The trick with the speeches at these sorts of things is to throw some jabs with just enough *oopmh* to actually land, but still keeping everything above the belt. That's not easy to do. If you try to go too tame, you won't be funny (and if you just substitute the names of people present into well-worn jokes that don't even necessarily apply to them, then you're just going to elicit groans). If you go too acerbic, you still wind up with the proverbial turd-in-the-punchbowl problem: People are a lot thinner-skinned in reality than they are in theory. Besides, humor shouldn't be used to mask actual barbs...if you recall the speech Owen Wilson gave to Isla Fisher in Wedding Crashers, his advice was sage -- "Everyone knows Jen loves to shop..." can be a lead-in to some guffaws and knee-slapping, but if you are going to use the pretext of humor to stand up and point out people's flaws, you're going to hear the caterers clinking the glasses, so to speak.
Anyway, back to the speeches. I didn't think there were any below-the-ribs uppercuts today. The Sun caught a lot of flak, unsurprisingly, but that was such a common theme that Campanini was able to just sort of raise his glass and roll with it. The CM's line about richardhowe.com having more writers than the Sun landed in the sweet spot I described above, because it addressed issues of New Media vs. Old Media and the fading relevance of the city's paper of record, but left just enough unsaid so that those who know the background of the issues between the two institutions could enjoy what he pointed out, but there was no blunt force behind it...someone coming in from Elizabeth Warren's staff, for instance, might not know why it was so funny to some of us in the crowd.
Ditto for the CM's line about Sam Poulten registering ten times on the sign-in sheets, or Mayor Murphy's bit about the different advice that he and Rodney Elliott (the counter-Bernie) received when they asked Lynch a year ago about how they could speak at the breakfast -- that joke touched on Elliott's mayoral aspirations and his rivalry with Lynch without hitting any raw nerves.
One thing that people forget all too often when speaking in public: stay on your toes just enough so that you're able to call an audible when you need to. Senator Brown opened right up with, "It's great to be here with all these wonderful distinguished speakers, guests, etc...[and then, while glancing down at Murphy and losing the cheerful tone that the sentence started with] and the Mayor." Boilerplate stuff, but it was well-delivered and set the tone for the rest of Brown's speech.
Here's where Elizabeth Warren made a wrong turn: She gave the EXACT same opener. Maybe that's a sign that it's a hackneyed opening, but regardless, the bigger point is that she should've scratched that intro altogether. The joke simply doesn't work when someone just gave it, two speeches ago.

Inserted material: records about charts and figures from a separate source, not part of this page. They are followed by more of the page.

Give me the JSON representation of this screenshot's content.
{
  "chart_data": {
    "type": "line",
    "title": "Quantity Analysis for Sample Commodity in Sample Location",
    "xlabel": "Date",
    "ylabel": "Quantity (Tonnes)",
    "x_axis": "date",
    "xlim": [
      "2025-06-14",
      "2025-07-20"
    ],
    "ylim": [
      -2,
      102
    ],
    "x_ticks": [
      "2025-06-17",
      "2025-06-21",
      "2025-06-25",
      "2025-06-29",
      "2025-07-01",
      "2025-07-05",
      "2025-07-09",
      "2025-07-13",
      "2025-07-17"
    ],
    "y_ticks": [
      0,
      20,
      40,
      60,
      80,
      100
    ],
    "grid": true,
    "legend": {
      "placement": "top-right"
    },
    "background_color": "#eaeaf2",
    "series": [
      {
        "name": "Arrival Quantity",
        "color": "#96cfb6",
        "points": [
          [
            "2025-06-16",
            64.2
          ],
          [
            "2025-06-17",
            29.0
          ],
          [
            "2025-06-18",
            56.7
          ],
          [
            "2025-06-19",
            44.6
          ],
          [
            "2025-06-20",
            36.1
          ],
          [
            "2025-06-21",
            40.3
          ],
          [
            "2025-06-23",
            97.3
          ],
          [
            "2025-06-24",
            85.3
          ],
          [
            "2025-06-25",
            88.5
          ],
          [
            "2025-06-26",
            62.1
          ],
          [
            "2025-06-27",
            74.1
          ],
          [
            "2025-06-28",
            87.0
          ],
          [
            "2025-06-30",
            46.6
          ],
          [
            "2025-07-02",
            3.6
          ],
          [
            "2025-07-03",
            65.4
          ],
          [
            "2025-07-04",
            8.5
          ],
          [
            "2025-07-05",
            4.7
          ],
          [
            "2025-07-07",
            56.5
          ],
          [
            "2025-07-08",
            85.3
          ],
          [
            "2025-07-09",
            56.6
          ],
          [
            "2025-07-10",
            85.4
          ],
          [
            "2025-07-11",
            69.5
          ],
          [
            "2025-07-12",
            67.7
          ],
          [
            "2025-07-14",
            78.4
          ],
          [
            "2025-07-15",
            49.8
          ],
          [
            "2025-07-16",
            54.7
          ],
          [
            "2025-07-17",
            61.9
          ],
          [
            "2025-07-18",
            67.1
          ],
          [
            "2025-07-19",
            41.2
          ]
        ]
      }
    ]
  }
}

On a sidenote, that kind of reminds me of some of the interminable "hot-button issue" CC meetings where people come with prepared speeches. If someone gets up before you and says exactly what you were going to say, making all your key points, asking for the same considerations, etc. Just acknowledge what the previous speaker said, state your emphatic agreement, and be done. Don't just barrel ahead with Diatribe 1.0 just because it's what you prepared.

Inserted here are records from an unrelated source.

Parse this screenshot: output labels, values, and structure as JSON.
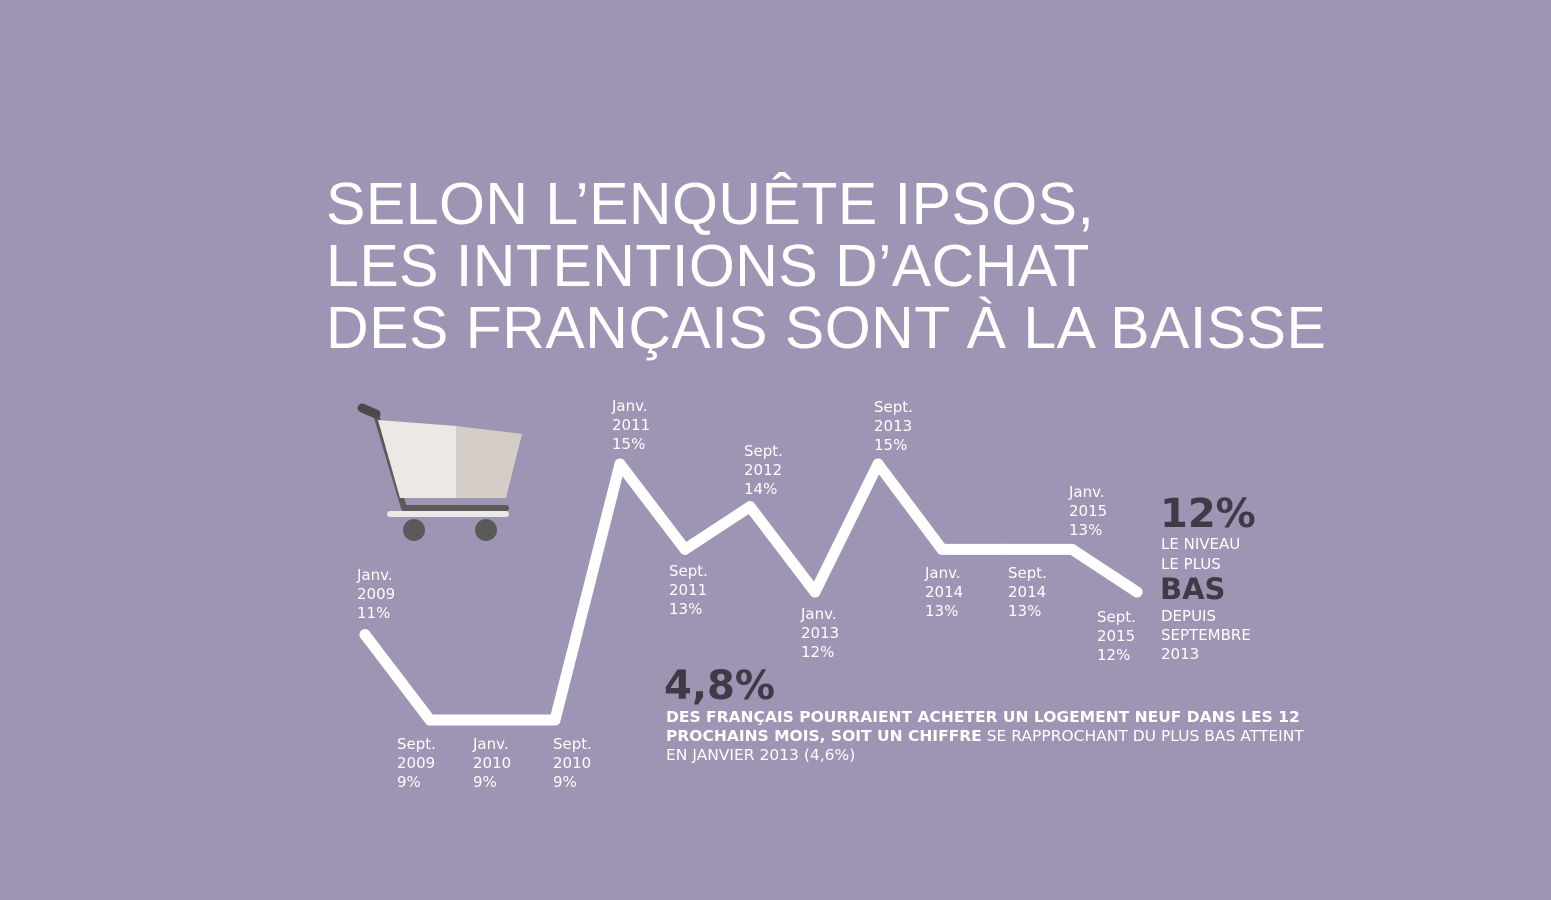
{
  "title_lines": [
    "SELON L’ENQUÊTE IPSOS,",
    "LES INTENTIONS D’ACHAT",
    "DES FRANÇAIS SONT À LA BAISSE"
  ],
  "colors": {
    "background": "#9e94b3",
    "line": "#ffffff",
    "dark_text": "#3f3a46",
    "cart_body_light": "#ece8e6",
    "cart_body_dark": "#d4cdc8",
    "cart_frame": "#5a5a5a"
  },
  "icons": {
    "cart": "shopping-cart-icon"
  },
  "chart_data": {
    "type": "line",
    "title": "",
    "xlabel": "",
    "ylabel": "",
    "unit": "%",
    "x": [
      "Janv. 2009",
      "Sept. 2009",
      "Janv. 2010",
      "Sept. 2010",
      "Janv. 2011",
      "Sept. 2011",
      "Sept. 2012",
      "Janv. 2013",
      "Sept. 2013",
      "Janv. 2014",
      "Sept. 2014",
      "Janv. 2015",
      "Sept. 2015"
    ],
    "point_labels": [
      [
        "Janv.",
        "2009",
        "11%"
      ],
      [
        "Sept.",
        "2009",
        "9%"
      ],
      [
        "Janv.",
        "2010",
        "9%"
      ],
      [
        "Sept.",
        "2010",
        "9%"
      ],
      [
        "Janv.",
        "2011",
        "15%"
      ],
      [
        "Sept.",
        "2011",
        "13%"
      ],
      [
        "Sept.",
        "2012",
        "14%"
      ],
      [
        "Janv.",
        "2013",
        "12%"
      ],
      [
        "Sept.",
        "2013",
        "15%"
      ],
      [
        "Janv.",
        "2014",
        "13%"
      ],
      [
        "Sept.",
        "2014",
        "13%"
      ],
      [
        "Janv.",
        "2015",
        "13%"
      ],
      [
        "Sept.",
        "2015",
        "12%"
      ]
    ],
    "values": [
      11,
      9,
      9,
      9,
      15,
      13,
      14,
      12,
      15,
      13,
      13,
      13,
      12
    ],
    "ylim": [
      9,
      15
    ],
    "grid": false,
    "legend": "none"
  },
  "stat_low": {
    "value": "12%",
    "line1": "LE NIVEAU",
    "line2": "LE PLUS",
    "emphasis": "BAS",
    "line3": "DEPUIS\nSEPTEMBRE\n2013"
  },
  "stat_housing": {
    "value": "4,8%",
    "text_bold": "DES FRANÇAIS POURRAIENT ACHETER UN LOGEMENT NEUF DANS LES 12 PROCHAINS MOIS, SOIT UN CHIFFRE",
    "text_regular": " SE RAPPROCHANT DU PLUS BAS ATTEINT EN JANVIER 2013 (4,6%)"
  }
}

Kudos to State Rep. Tom Golden for originality with the movie posters (but could Henri Marchand have made a better Mini-Me?) and for Rep. Nangle continuing to *own* his cell-phone message bit. As for Rep. Murphy, I wasn't a fan of the pre-fab [insert name of subject here] jokes, but I will say this: He kept it short. Most of the speakers overshot the four-minute time limit, which dulled the audience's edge for speeches later in the lineup. This is probably the oldest advice around speech-giving, but that doesn't make it any less true: When in doubt, keep it short.

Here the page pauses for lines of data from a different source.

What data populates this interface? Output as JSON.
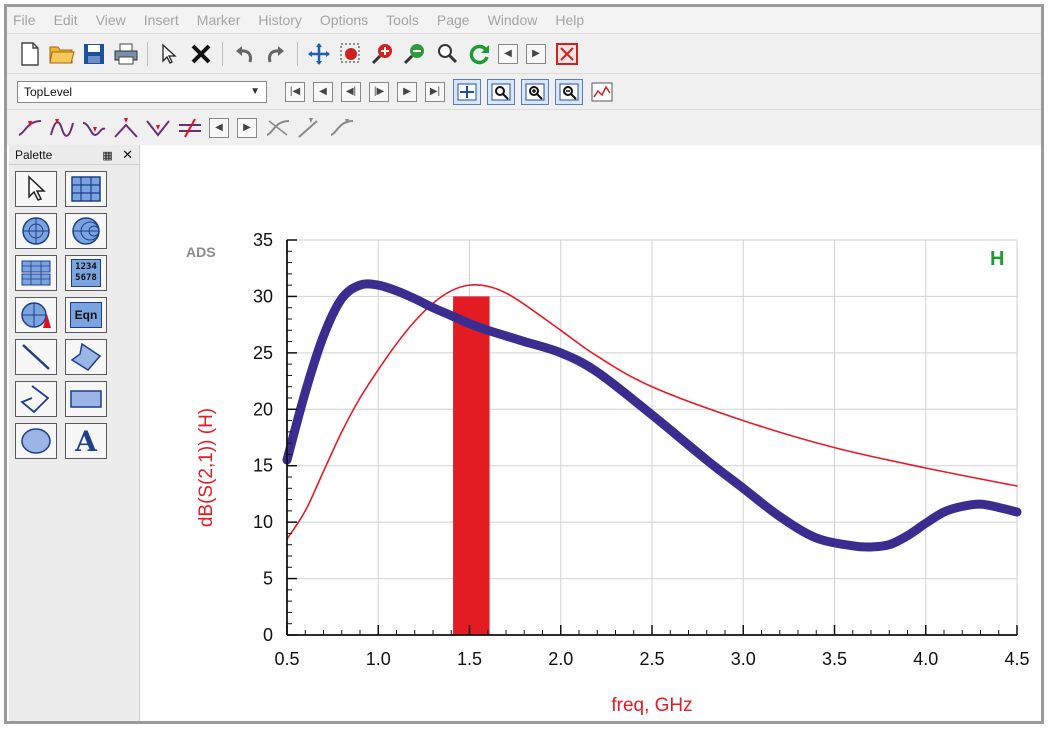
{
  "menu": [
    "File",
    "Edit",
    "View",
    "Insert",
    "Marker",
    "History",
    "Options",
    "Tools",
    "Page",
    "Window",
    "Help"
  ],
  "toolbar1": {
    "icons": [
      "new-file-icon",
      "open-folder-icon",
      "save-icon",
      "print-icon",
      "select-pointer-icon",
      "delete-icon",
      "undo-icon",
      "redo-icon",
      "pan-icon",
      "zoom-area-icon",
      "zoom-in-icon",
      "zoom-out-icon",
      "magnifier-icon",
      "refresh-icon",
      "previous-icon",
      "next-icon",
      "close-window-icon"
    ]
  },
  "toolbar2": {
    "level_select": "TopLevel",
    "nav_icons": [
      "first-page-icon",
      "previous-page-icon",
      "step-back-icon",
      "step-forward-icon",
      "next-page-icon",
      "last-page-icon"
    ],
    "zoom_icons": [
      "zoom-fit-icon",
      "zoom-area-icon",
      "zoom-in-icon",
      "zoom-out-icon",
      "plot-options-icon"
    ]
  },
  "toolbar3": {
    "icons": [
      "marker-normal-icon",
      "marker-peak-icon",
      "marker-valley-icon",
      "marker-max-icon",
      "marker-min-icon",
      "marker-delta-icon",
      "marker-prev-icon",
      "marker-next-icon",
      "marker-line-icon",
      "marker-slope-icon",
      "marker-curve-icon"
    ]
  },
  "palette": {
    "title": "Palette",
    "items": [
      "pointer-tool-icon",
      "rectangular-plot-icon",
      "polar-plot-icon",
      "smith-chart-icon",
      "stacked-plot-icon",
      "list-icon",
      "antenna-plot-icon",
      "equation-icon",
      "line-tool-icon",
      "polygon-tool-icon",
      "polyline-tool-icon",
      "rectangle-tool-icon",
      "ellipse-tool-icon",
      "text-tool-icon"
    ],
    "list_text_1": "1234",
    "list_text_2": "5678",
    "eqn_text": "Eqn",
    "text_tool_glyph": "A"
  },
  "plot": {
    "watermark": "ADS",
    "corner_label": "H",
    "accent_color": "#e31b23",
    "thick_color": "#3a2d8f",
    "label_color": "#1e9a32"
  },
  "chart_data": {
    "type": "line",
    "xlabel": "freq, GHz",
    "ylabel": "dB(S(2,1)) (H)",
    "xlim": [
      0.5,
      4.5
    ],
    "ylim": [
      0,
      35
    ],
    "x_ticks": [
      "0.5",
      "1.0",
      "1.5",
      "2.0",
      "2.5",
      "3.0",
      "3.5",
      "4.0",
      "4.5"
    ],
    "y_ticks": [
      "0",
      "5",
      "10",
      "15",
      "20",
      "25",
      "30",
      "35"
    ],
    "grid": true,
    "series": [
      {
        "style": "thin-red",
        "x": [
          0.5,
          0.6,
          0.7,
          0.8,
          0.9,
          1.0,
          1.1,
          1.2,
          1.3,
          1.4,
          1.5,
          1.6,
          1.7,
          1.8,
          2.0,
          2.2,
          2.5,
          3.0,
          3.5,
          4.0,
          4.5
        ],
        "y": [
          8.5,
          11,
          14.5,
          18,
          21,
          23.5,
          25.8,
          27.8,
          29.4,
          30.5,
          31,
          30.9,
          30.3,
          29.3,
          27,
          24.7,
          22,
          19,
          16.6,
          14.8,
          13.2
        ]
      },
      {
        "style": "thick-blue",
        "x": [
          0.5,
          0.6,
          0.7,
          0.8,
          0.9,
          1.0,
          1.1,
          1.2,
          1.3,
          1.4,
          1.5,
          1.6,
          1.7,
          1.8,
          2.0,
          2.2,
          2.5,
          2.8,
          3.0,
          3.2,
          3.4,
          3.6,
          3.7,
          3.8,
          3.9,
          4.0,
          4.1,
          4.2,
          4.3,
          4.4,
          4.5
        ],
        "y": [
          15.5,
          21.5,
          26.5,
          29.8,
          31,
          31,
          30.5,
          29.8,
          29,
          28.3,
          27.6,
          27,
          26.5,
          26,
          25,
          23.3,
          19.5,
          15.5,
          13,
          10.5,
          8.6,
          7.9,
          7.8,
          8,
          8.8,
          9.9,
          10.9,
          11.4,
          11.6,
          11.3,
          10.9
        ]
      }
    ],
    "bands": [
      {
        "x_from": 1.41,
        "x_to": 1.61,
        "y_from": 0,
        "y_to": 30
      }
    ]
  }
}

Sheriff Koutoujian drew some applause when he started a sentence with "In conclusion..." [think Bill Clinton at the 1988 Dem. Nat'l Convention] which might have been the funniest moment during his speech. Where he really confused people in the crowd who didn't know he had an Assistant in his office named "Pat Murphy" was the long, apocryphal story about "Pat Murphy" being arrested by his guys, which led the folks at our table (Citizens Media Group) to wonder: a) where is this material coming from? and b) who the heck calls our Mayor 'Pat?' Maybe a lot of people in the audience knew they weren't one and the same, but (speaking for one table, at least), that explained the puzzled silence from us during that part of the program. We only learned afterwards that the entire joke had nothing to with Hizzoner, the Mayor.
And speaking of keeping it brief, I hereby conclude this blog entry!